NS: I think I'm a stress junkie. I always seem to be going a million miles a minute...at least in my head! I'm not sure I've really got a handle on it all though. When I'm writing, I'm in my own little world for months on end, and I find it hard to stop working or thinking about work when I'm supposed to be doing other things.
CW: What has been the hardest part of your journey to publication, and what would you say has been the most rewarding?
NS: The hardest part is probably trying to separate art from business. By this I mean the art and inspiration of writing. I try hard not to think about market or anything regarding numbers when I'm deciding what to write. I struggle to write what God would have me write at each stage, daily even. The most rewarding part of publication is the readers, by far. Hearing that one of my books has touched someone in a profound way that I never even anticipated, fills me with awe and only encourages me to keep writing my heart and not to market.
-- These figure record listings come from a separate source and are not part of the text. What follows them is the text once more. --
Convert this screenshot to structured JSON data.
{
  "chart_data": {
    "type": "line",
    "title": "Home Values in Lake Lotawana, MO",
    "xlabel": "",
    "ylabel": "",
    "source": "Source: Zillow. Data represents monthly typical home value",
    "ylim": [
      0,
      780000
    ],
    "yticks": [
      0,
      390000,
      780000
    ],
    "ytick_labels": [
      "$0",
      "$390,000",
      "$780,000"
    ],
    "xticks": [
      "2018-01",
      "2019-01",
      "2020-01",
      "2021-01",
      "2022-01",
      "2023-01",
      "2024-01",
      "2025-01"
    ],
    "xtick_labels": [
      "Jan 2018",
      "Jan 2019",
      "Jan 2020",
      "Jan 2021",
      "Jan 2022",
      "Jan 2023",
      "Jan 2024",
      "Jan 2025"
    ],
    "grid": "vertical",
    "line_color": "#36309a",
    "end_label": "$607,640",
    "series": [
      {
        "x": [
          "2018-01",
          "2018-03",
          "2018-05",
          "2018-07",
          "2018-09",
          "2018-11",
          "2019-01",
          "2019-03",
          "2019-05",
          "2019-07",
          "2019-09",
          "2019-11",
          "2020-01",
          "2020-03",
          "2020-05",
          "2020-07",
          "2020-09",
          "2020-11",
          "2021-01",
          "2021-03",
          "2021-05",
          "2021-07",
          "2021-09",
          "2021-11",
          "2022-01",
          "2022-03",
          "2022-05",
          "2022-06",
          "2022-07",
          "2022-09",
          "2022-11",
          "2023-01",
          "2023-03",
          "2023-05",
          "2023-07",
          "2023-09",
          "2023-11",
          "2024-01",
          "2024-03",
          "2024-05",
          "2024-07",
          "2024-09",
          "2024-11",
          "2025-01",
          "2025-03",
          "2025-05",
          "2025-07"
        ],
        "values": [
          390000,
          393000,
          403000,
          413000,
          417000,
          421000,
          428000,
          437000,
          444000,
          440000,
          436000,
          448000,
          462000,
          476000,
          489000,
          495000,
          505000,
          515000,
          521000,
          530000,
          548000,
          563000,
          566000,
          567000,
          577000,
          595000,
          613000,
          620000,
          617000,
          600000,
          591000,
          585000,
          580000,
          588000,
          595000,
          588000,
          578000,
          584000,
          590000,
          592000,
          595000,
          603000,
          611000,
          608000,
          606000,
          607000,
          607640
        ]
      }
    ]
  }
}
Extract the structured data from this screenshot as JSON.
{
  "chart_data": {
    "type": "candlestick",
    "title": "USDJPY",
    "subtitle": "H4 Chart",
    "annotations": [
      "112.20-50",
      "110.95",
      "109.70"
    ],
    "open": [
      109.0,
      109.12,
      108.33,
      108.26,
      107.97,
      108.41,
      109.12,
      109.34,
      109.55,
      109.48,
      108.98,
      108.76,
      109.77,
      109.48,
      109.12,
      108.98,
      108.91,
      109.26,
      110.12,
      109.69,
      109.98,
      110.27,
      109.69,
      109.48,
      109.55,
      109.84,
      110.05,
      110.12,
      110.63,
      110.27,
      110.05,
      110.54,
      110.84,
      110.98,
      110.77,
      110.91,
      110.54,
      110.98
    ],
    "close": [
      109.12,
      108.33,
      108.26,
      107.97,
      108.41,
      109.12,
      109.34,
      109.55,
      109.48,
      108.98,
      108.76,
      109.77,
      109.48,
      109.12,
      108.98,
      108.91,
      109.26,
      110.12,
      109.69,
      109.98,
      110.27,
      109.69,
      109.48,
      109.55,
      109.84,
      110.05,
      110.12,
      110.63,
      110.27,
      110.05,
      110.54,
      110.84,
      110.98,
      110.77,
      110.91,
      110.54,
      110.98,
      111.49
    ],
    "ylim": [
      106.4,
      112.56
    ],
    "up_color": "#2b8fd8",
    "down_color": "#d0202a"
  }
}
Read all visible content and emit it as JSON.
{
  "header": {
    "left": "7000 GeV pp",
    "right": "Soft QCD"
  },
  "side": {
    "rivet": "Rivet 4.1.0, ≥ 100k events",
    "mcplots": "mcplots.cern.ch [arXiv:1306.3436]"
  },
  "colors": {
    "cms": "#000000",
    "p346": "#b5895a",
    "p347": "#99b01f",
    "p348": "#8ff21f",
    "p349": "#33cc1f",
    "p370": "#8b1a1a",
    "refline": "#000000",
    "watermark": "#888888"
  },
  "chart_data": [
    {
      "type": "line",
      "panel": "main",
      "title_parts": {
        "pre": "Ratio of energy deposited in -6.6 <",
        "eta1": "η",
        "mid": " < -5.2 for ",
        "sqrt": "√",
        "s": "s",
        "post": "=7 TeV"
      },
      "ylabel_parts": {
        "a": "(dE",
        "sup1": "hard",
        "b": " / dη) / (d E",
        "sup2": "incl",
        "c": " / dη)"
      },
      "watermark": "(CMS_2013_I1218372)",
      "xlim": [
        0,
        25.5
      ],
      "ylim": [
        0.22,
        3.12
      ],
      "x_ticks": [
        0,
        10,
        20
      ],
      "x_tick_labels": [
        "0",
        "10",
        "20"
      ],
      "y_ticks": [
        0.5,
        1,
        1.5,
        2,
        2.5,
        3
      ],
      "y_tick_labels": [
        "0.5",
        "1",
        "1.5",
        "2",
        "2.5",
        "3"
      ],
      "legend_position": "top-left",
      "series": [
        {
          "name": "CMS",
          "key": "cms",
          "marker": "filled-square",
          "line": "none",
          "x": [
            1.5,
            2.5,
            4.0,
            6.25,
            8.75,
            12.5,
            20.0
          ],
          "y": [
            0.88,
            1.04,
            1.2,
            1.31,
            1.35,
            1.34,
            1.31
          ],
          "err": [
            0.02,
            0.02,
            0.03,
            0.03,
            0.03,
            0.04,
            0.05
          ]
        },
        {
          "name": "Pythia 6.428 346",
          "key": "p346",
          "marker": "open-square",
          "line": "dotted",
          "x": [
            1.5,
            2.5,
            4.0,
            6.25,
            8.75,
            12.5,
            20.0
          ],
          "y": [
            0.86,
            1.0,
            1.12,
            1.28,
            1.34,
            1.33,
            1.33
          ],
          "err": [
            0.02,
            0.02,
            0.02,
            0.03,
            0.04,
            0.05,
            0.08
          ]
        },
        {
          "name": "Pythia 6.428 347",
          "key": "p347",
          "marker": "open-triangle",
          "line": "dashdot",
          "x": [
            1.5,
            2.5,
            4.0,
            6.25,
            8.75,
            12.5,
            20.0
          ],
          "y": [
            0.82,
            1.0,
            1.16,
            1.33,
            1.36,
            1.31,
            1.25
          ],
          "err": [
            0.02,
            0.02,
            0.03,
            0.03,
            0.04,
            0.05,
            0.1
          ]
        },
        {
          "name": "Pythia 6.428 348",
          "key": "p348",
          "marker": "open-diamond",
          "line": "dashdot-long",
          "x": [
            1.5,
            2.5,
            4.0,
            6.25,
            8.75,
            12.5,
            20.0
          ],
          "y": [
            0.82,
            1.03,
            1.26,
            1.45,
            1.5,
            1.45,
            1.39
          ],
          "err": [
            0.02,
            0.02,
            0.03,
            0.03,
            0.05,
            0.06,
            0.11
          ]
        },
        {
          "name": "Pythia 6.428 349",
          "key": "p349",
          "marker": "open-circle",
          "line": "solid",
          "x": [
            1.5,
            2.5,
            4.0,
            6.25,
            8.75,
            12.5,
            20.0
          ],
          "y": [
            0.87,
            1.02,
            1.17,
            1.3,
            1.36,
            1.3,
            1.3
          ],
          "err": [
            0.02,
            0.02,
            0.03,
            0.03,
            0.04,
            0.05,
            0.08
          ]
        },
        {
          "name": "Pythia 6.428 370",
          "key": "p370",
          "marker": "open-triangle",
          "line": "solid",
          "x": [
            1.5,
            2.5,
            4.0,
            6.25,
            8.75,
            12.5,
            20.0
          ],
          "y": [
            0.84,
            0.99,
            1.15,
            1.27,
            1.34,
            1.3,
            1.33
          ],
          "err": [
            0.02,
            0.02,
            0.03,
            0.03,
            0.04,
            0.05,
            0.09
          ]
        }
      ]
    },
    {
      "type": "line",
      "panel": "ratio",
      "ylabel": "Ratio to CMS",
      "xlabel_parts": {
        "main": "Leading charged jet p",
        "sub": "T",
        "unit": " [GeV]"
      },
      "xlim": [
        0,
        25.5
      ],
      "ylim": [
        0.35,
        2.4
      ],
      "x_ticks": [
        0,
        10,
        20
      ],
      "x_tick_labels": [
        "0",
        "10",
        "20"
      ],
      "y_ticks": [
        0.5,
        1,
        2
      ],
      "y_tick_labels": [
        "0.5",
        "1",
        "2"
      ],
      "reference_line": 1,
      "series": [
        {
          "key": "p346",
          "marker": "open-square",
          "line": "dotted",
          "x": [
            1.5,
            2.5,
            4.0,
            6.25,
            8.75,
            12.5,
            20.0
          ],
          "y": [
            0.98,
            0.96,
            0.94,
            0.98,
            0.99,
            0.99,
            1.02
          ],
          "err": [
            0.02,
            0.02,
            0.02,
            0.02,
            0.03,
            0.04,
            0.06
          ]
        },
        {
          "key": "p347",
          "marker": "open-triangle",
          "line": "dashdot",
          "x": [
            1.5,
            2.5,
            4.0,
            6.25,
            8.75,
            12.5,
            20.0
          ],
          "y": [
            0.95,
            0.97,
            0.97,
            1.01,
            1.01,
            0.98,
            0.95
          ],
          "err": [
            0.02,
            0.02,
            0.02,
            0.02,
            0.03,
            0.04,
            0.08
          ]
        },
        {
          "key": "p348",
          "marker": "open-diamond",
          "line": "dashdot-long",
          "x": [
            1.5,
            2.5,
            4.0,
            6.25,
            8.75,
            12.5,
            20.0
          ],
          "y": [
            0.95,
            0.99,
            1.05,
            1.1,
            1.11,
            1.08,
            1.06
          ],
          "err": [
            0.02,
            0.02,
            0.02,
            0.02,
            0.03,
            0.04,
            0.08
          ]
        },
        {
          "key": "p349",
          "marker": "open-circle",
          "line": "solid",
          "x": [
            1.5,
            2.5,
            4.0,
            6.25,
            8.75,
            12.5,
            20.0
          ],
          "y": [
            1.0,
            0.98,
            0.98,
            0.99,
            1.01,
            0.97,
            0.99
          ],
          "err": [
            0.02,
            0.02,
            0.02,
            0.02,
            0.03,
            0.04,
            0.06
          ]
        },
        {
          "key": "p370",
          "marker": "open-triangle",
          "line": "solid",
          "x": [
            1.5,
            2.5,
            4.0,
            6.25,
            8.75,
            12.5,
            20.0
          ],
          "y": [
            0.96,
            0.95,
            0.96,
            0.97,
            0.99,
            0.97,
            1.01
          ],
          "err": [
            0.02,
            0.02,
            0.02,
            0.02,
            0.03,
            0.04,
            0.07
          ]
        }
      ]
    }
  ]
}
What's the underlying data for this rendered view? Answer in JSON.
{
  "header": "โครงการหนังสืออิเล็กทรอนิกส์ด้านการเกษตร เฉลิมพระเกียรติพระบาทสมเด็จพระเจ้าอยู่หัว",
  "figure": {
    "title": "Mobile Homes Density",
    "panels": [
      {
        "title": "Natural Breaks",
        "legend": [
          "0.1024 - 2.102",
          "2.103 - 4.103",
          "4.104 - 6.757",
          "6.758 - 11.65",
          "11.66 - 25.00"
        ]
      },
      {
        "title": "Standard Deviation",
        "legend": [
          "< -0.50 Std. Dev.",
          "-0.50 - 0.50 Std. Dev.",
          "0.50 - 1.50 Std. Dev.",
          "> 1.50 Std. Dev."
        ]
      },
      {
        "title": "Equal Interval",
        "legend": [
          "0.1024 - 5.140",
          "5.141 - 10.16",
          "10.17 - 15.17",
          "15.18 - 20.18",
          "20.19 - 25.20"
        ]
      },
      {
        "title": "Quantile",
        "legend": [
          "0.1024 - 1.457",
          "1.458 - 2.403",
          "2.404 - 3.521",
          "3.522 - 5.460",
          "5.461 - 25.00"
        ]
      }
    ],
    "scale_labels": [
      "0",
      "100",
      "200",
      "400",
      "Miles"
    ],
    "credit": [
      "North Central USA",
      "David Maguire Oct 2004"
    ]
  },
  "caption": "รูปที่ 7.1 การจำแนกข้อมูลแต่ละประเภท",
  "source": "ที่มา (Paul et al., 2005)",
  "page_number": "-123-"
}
CW: What advice would you give to new writers, something maybe you wish someone had told you?
NS: I would tell new writers that if they have the desire to write, do it. Don't stop writing. Earlier this year an author friend of mine passed away, Red Evans, author of On Ice. In the hospital he told me to "Always keep writing." And I plan to. I tell every writer I meet the same thing because it's truly important to put your heart and soul on paper. You never know who might need to read those words.
CW: Thanks for stopping by Writers' Rest, Nicole, may God bless you and your work!
NS: Thank you, Cathy. He's already blessed it immensely. I hope you and your readers will "always keep writing."